Hoi An is not some quaint Vietnamese town. The always reliably cynical Brian Spencer gives an example of the b.s. descriptions of Hoi An, Vietnam that you’ll often read in guidebooks and magazines, then talks about what it’s really like on your average night. Like many places around the world where people keep repeating long-gone characteristics (remote guidebook updating doesn’t help), it’s time to call a spade a spade. Or a dong a dong. This is a tourist trap now, so just accept that before arrival and roll with it.
Speaking of outdated expectations, Laos isn’t so cheap anymore, says Nomadic Matt. At least not compared to its neighbors. This is kind of a mystery since before it got popular it was the clear rock-bottom option. The theory seems to be it’s because it’s a landlocked country, China trade is drying up, and they have to import so much. Whatever the reason, he gives a great detailed rundown of prices from three weeks in the country and says a solo traveler should budget at least $20 a day now, probably more like $35 to be comfortable if you’re moving around.
“Cheap is relative. Cheap is an amount that’s only comparable to what is sitting in your bank account.” So says Chantae Reden when she discovers the difference between the Phnom Penh Night Market listed in her Lonely Planet book and the one she stumbles into by accident later. Hint: one has the words “Night Market” in neon in English…and smells better.
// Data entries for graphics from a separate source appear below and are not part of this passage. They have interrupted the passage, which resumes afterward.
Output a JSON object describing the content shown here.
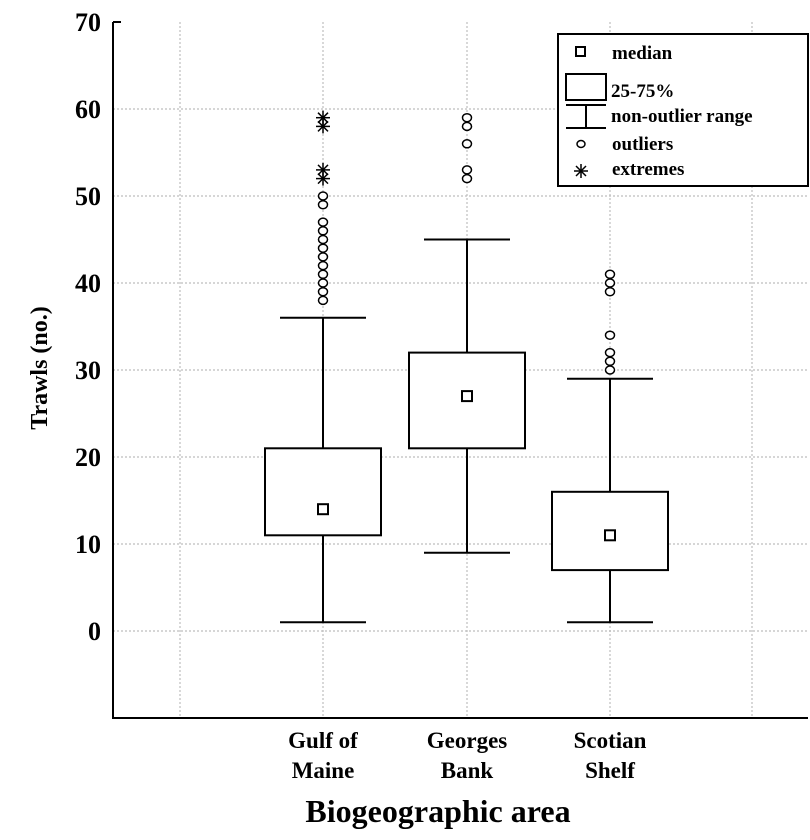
{
  "chart_data": {
    "type": "box",
    "xlabel": "Biogeographic area",
    "ylabel": "Trawls (no.)",
    "ylim": [
      -10,
      70
    ],
    "y_ticks": [
      0,
      10,
      20,
      30,
      40,
      50,
      60,
      70
    ],
    "grid": true,
    "legend_position": "top-right",
    "legend": {
      "median": "median",
      "box": "25-75%",
      "whisker": "non-outlier range",
      "outliers": "outliers",
      "extremes": "extremes"
    },
    "categories": [
      [
        "Gulf of",
        "Maine"
      ],
      [
        "Georges",
        "Bank"
      ],
      [
        "Scotian",
        "Shelf"
      ]
    ],
    "series": [
      {
        "median": 14,
        "q1": 11,
        "q3": 21,
        "min": 1,
        "max": 36,
        "outliers": [
          38,
          39,
          40,
          41,
          42,
          43,
          44,
          45,
          46,
          47,
          49,
          50
        ],
        "extremes": [
          52,
          53,
          58,
          59
        ]
      },
      {
        "median": 27,
        "q1": 21,
        "q3": 32,
        "min": 9,
        "max": 45,
        "outliers": [
          52,
          53,
          56,
          58,
          59
        ],
        "extremes": []
      },
      {
        "median": 11,
        "q1": 7,
        "q3": 16,
        "min": 1,
        "max": 29,
        "outliers": [
          30,
          31,
          32,
          34,
          39,
          40,
          41
        ],
        "extremes": []
      }
    ]
  }
}
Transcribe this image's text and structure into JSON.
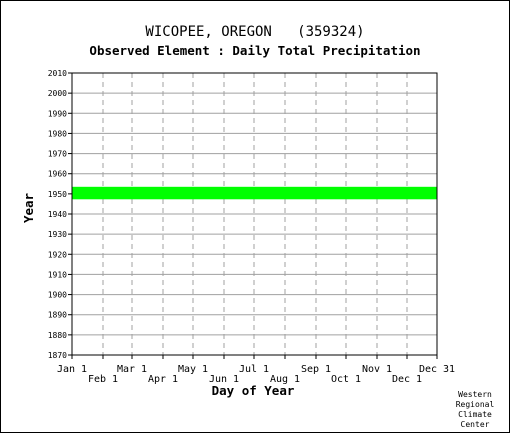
{
  "chart_data": {
    "type": "bar",
    "title": "WICOPEE, OREGON   (359324)",
    "subtitle": "Observed Element : Daily Total Precipitation",
    "xlabel": "Day of Year",
    "ylabel": "Year",
    "ylim": [
      1870,
      2010
    ],
    "y_ticks": [
      1870,
      1880,
      1890,
      1900,
      1910,
      1920,
      1930,
      1940,
      1950,
      1960,
      1970,
      1980,
      1990,
      2000,
      2010
    ],
    "xlim": [
      1,
      366
    ],
    "x_ticks": [
      {
        "label": "Jan 1",
        "day": 1,
        "row": "top"
      },
      {
        "label": "Feb 1",
        "day": 32,
        "row": "bottom"
      },
      {
        "label": "Mar 1",
        "day": 61,
        "row": "top"
      },
      {
        "label": "Apr 1",
        "day": 92,
        "row": "bottom"
      },
      {
        "label": "May 1",
        "day": 122,
        "row": "top"
      },
      {
        "label": "Jun 1",
        "day": 153,
        "row": "bottom"
      },
      {
        "label": "Jul 1",
        "day": 183,
        "row": "top"
      },
      {
        "label": "Aug 1",
        "day": 214,
        "row": "bottom"
      },
      {
        "label": "Sep 1",
        "day": 245,
        "row": "top"
      },
      {
        "label": "Oct 1",
        "day": 275,
        "row": "bottom"
      },
      {
        "label": "Nov 1",
        "day": 306,
        "row": "top"
      },
      {
        "label": "Dec 1",
        "day": 336,
        "row": "bottom"
      },
      {
        "label": "Dec 31",
        "day": 366,
        "row": "top"
      }
    ],
    "grid": "horizontal solid, vertical dashed",
    "color": "#00ff00",
    "series": [
      {
        "values": [
          {
            "year": 1948,
            "start": 1,
            "end": 365
          },
          {
            "year": 1949,
            "start": 1,
            "end": 365
          },
          {
            "year": 1950,
            "start": 1,
            "end": 365
          },
          {
            "year": 1951,
            "start": 1,
            "end": 365
          },
          {
            "year": 1952,
            "start": 1,
            "end": 365
          },
          {
            "year": 1953,
            "start": 1,
            "end": 365
          }
        ]
      }
    ]
  },
  "credit": [
    "Western",
    "Regional",
    "Climate",
    "Center"
  ]
}
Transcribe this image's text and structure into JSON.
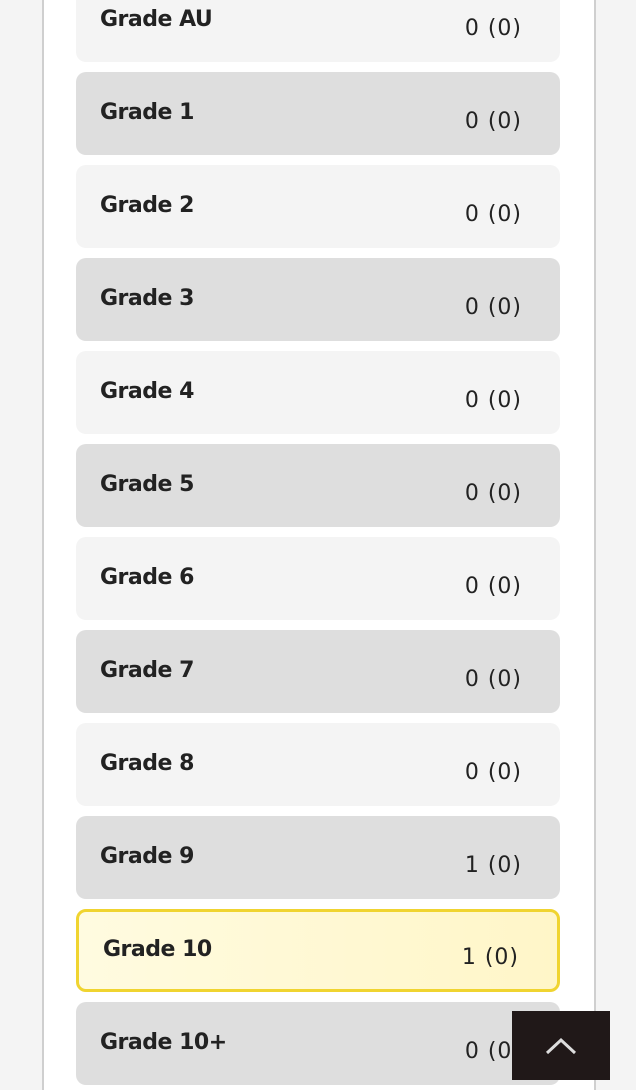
{
  "grades": [
    {
      "label": "Grade AU",
      "value": "0 (0)"
    },
    {
      "label": "Grade 1",
      "value": "0 (0)"
    },
    {
      "label": "Grade 2",
      "value": "0 (0)"
    },
    {
      "label": "Grade 3",
      "value": "0 (0)"
    },
    {
      "label": "Grade 4",
      "value": "0 (0)"
    },
    {
      "label": "Grade 5",
      "value": "0 (0)"
    },
    {
      "label": "Grade 6",
      "value": "0 (0)"
    },
    {
      "label": "Grade 7",
      "value": "0 (0)"
    },
    {
      "label": "Grade 8",
      "value": "0 (0)"
    },
    {
      "label": "Grade 9",
      "value": "1 (0)"
    },
    {
      "label": "Grade 10",
      "value": "1 (0)",
      "selected": true
    },
    {
      "label": "Grade 10+",
      "value": "0 (0)"
    }
  ],
  "colors": {
    "selected_border": "#f0d430",
    "selected_bg": "#fff6c8",
    "back_to_top_bg": "#201818"
  },
  "back_to_top_icon": "chevron-up-icon"
}
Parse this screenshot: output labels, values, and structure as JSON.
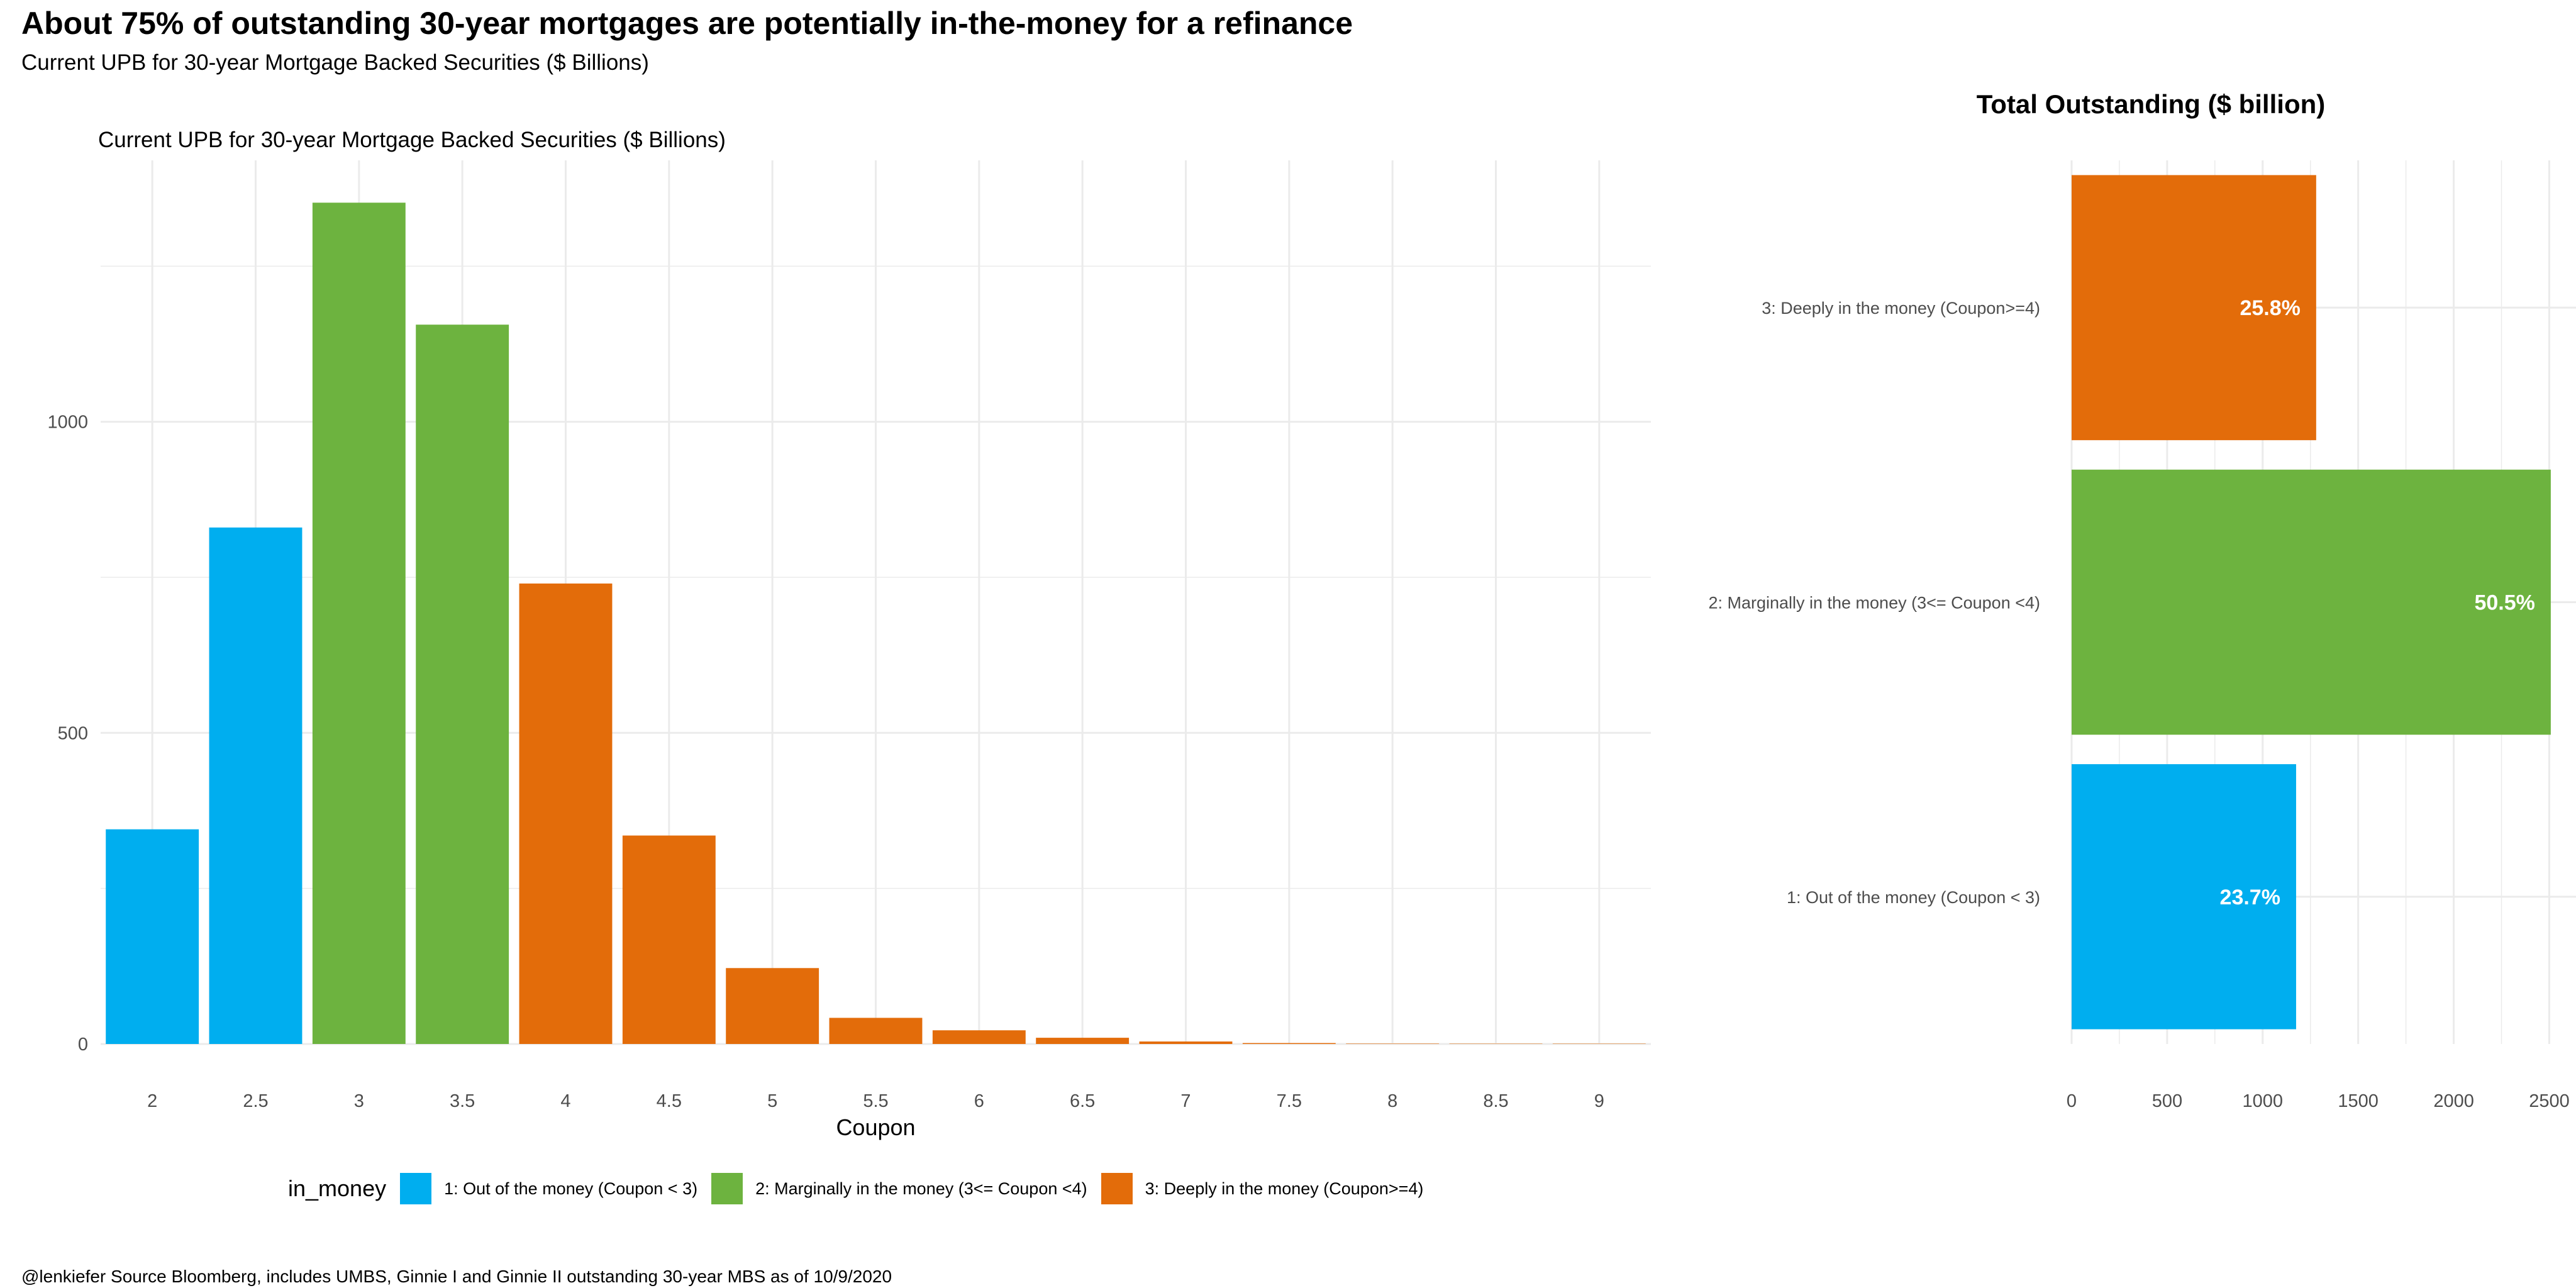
{
  "title": "About 75% of outstanding 30-year mortgages are potentially in-the-money for a refinance",
  "subtitle": "Current UPB for 30-year Mortgage Backed Securities ($ Billions)",
  "caption": "@lenkiefer Source Bloomberg, includes UMBS, Ginnie I and Ginnie II outstanding 30-year MBS as of 10/9/2020",
  "colors": {
    "out_of_money": "#00AEEF",
    "marginal": "#6DB33F",
    "deep": "#E36C0A",
    "grid": "#EBEBEB"
  },
  "legend": {
    "title": "in_money",
    "items": [
      {
        "label": "1: Out of the money (Coupon < 3)",
        "color": "#00AEEF"
      },
      {
        "label": "2: Marginally in the money (3<= Coupon <4)",
        "color": "#6DB33F"
      },
      {
        "label": "3: Deeply in the money (Coupon>=4)",
        "color": "#E36C0A"
      }
    ]
  },
  "chart_data": [
    {
      "type": "bar",
      "title": "Current UPB for 30-year Mortgage Backed Securities ($ Billions)",
      "xlabel": "Coupon",
      "ylabel": "",
      "categories": [
        "2",
        "2.5",
        "3",
        "3.5",
        "4",
        "4.5",
        "5",
        "5.5",
        "6",
        "6.5",
        "7",
        "7.5",
        "8",
        "8.5",
        "9"
      ],
      "values": [
        345,
        830,
        1352,
        1156,
        740,
        335,
        122,
        42,
        22,
        10,
        4,
        1.5,
        0.6,
        0.3,
        0.1
      ],
      "groups": [
        1,
        1,
        2,
        2,
        3,
        3,
        3,
        3,
        3,
        3,
        3,
        3,
        3,
        3,
        3
      ],
      "ylim": [
        0,
        1420
      ],
      "yticks": [
        0,
        500,
        1000
      ],
      "grid": true
    },
    {
      "type": "bar",
      "orientation": "horizontal",
      "title": "Total Outstanding ($ billion)",
      "categories": [
        "3: Deeply in the money (Coupon>=4)",
        "2: Marginally in the money (3<= Coupon <4)",
        "1: Out of the money (Coupon < 3)"
      ],
      "values": [
        1280,
        2508,
        1175
      ],
      "labels": [
        "25.8%",
        "50.5%",
        "23.7%"
      ],
      "groups": [
        3,
        2,
        1
      ],
      "xlim": [
        0,
        2640
      ],
      "xticks": [
        0,
        500,
        1000,
        1500,
        2000,
        2500
      ],
      "grid": true
    }
  ]
}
The couple behind Grantourismo spends a lot of time in Cambodia and a lot of time in kitchens. So although I haven’t heard of a single one on their list of the best cooking schools in the world and I doubt they’ve actually tried every cooking school in every country, I’d trust their recommendations. Their list is probably 10 times more informed than the magazine listicles thrown together by some junior editor in a cubicle in New York City. Four of the cooking schools are in Southeast Asia.
If you are a traveler in Malaysia, you will probably end up in Penang at some point. Here’s where a local says to go to try the typical local breakfast there: Roti Bakar.
In case you missed it, here’s a great story from James Dorsey on the bizarre bamboo train in rural Cambodia. There’s only one class and it’s “Hold on for your life!”
This well-researched article from Jodi of LegalNomads is about the spread of chili peppers around the world so it’s not really about Southeast Asia, but where would Thai food be without chilies?